空间位阻与氟效应协同增强镍系乙烯聚合
收稿日期: 2022-02-10
网络出版日期: 2022-03-23
基金资助
国家自然科学基金(22122110); 吉林省教育厅(JJKH20210728KJ)
Enhancement on Nickel-Mediated Ethylene Polymerization by Concerted Steric Hindrance and Fluorine Effect
Received date: 2022-02-10
Online published: 2022-03-23
Supported by
National Natural Science Foundation of China(22122110); Education Department of Jilin Province(JJKH20210728KJ)
烯烃聚合在工业上是最重要的化学反应之一. 过渡金属催化剂是烯烃聚合反应发展的核心, 其中水杨醛亚胺后过渡金属中性镍催化剂由于杂质耐受性强与无需助催化剂的双重优势备受青睐. 为增强镍催化剂的催化性能, 空间位阻效应或者氟效应策略已有广泛报道; 然而将两者结合形成协同策略仍鲜有研究. 在本工作中, 对位氢和空间位阻取代基(苯基、萘基和蒽基)与邻位氟取代基被同时引入至水杨醛亚胺中性镍催化剂中, 利用空间位阻效应与氟效应来协同增强镍系乙烯聚合. 系统研究空间位阻效应、氟效应、聚合反应温度、聚合时间对乙烯聚合反应的活性、分子量、支化度的影响. 结果表明, 邻位氟取代基显著提升活性、催化剂寿命与聚合物分子量, 降低聚合物支化度; 对位空间位阻取代基的体积根据催化活性或聚合物分子量的需求而定, 但对聚合物支化度几乎无影响. 本工作发展了一种新的调控水杨醛亚胺镍烯烃聚合催化剂手段.

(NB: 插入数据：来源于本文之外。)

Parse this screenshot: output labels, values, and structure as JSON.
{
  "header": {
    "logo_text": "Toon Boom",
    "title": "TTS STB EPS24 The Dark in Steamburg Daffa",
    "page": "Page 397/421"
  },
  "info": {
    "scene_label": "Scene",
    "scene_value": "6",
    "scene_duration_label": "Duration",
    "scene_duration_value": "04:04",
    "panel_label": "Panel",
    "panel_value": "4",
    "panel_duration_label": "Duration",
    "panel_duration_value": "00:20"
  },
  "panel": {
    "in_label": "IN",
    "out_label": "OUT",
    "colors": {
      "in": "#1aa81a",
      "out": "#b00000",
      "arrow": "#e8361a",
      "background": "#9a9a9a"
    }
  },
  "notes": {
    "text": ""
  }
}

王玉银 , 胡小强 , 穆红亮 , 夏艳 , 迟悦 , 简忠保 . 空间位阻与氟效应协同增强镍系乙烯聚合[J]. 化学学报, 2022 , 80(6) : 741 -747 . DOI: 10.6023/A22020066
Olefin polymerization is one of the most important chemical reactions in industry. Transition metal catalysts are the key to the development of olefin polymerization. Neutral salicylaldiminato nickel catalyst stands out due to the nature of both functional-group tolerance and cocatalyst-free. Either sterically hindered effect or fluorine effect has extensively been reported over the past decades to improve properties of neutral and single-component salicylaldiminato nickel catalyst; however, combination of these two effects to generate a concerted strategy is much less studied. In this work, both para-sterically hindered substituents including phenyl, 1-naphthyl or 9-anthracenyl group and ortho-fluorine substituents are concurrently installed into salicylaldimine ligands, and thus five salicylaldiminato nickel catalysts have been synthesized and fully identified by 1H and 13C NMR spectroscopy, elemental analysis and X-ray diffraction technique if possible. Without the addition of any activator, these single-component nickel catalysts are used to ethylene polymerization. Influence of sterically hindered effect, fluorine effect, reaction temperature and reaction time on catalytic activity, polymer molecular weight, and branching density of polymer is comprehensively investigated. ortho-Fluorine substituents particularly elevate catalytic activity, lifetime of catalyst species, and polymer molecular weight, while decreases branching density of polymer. Enhancement of catalytic activity and polymer molecular weight reaches two orders of magnitude and 36 times, respectively; and linear structure (5 branches/1000 carbon) of polyethylene can be accessible. This should originate from the inhibition of both chain transfer and chain walking pathways. The bulk of para-sterically hindered substituents can be designed according to the required catalytic activity and molecular weight, and notably it has a minor influence on branching density of polymer. The concerted combination of fluorine effect and steric shielding effect enables the formation of linear ultrahigh molecular weight polyethylene (UHMWPE). This work develops a new strategy for the efficient design of salicylaldiminato nickel olefin polymerization catalyst.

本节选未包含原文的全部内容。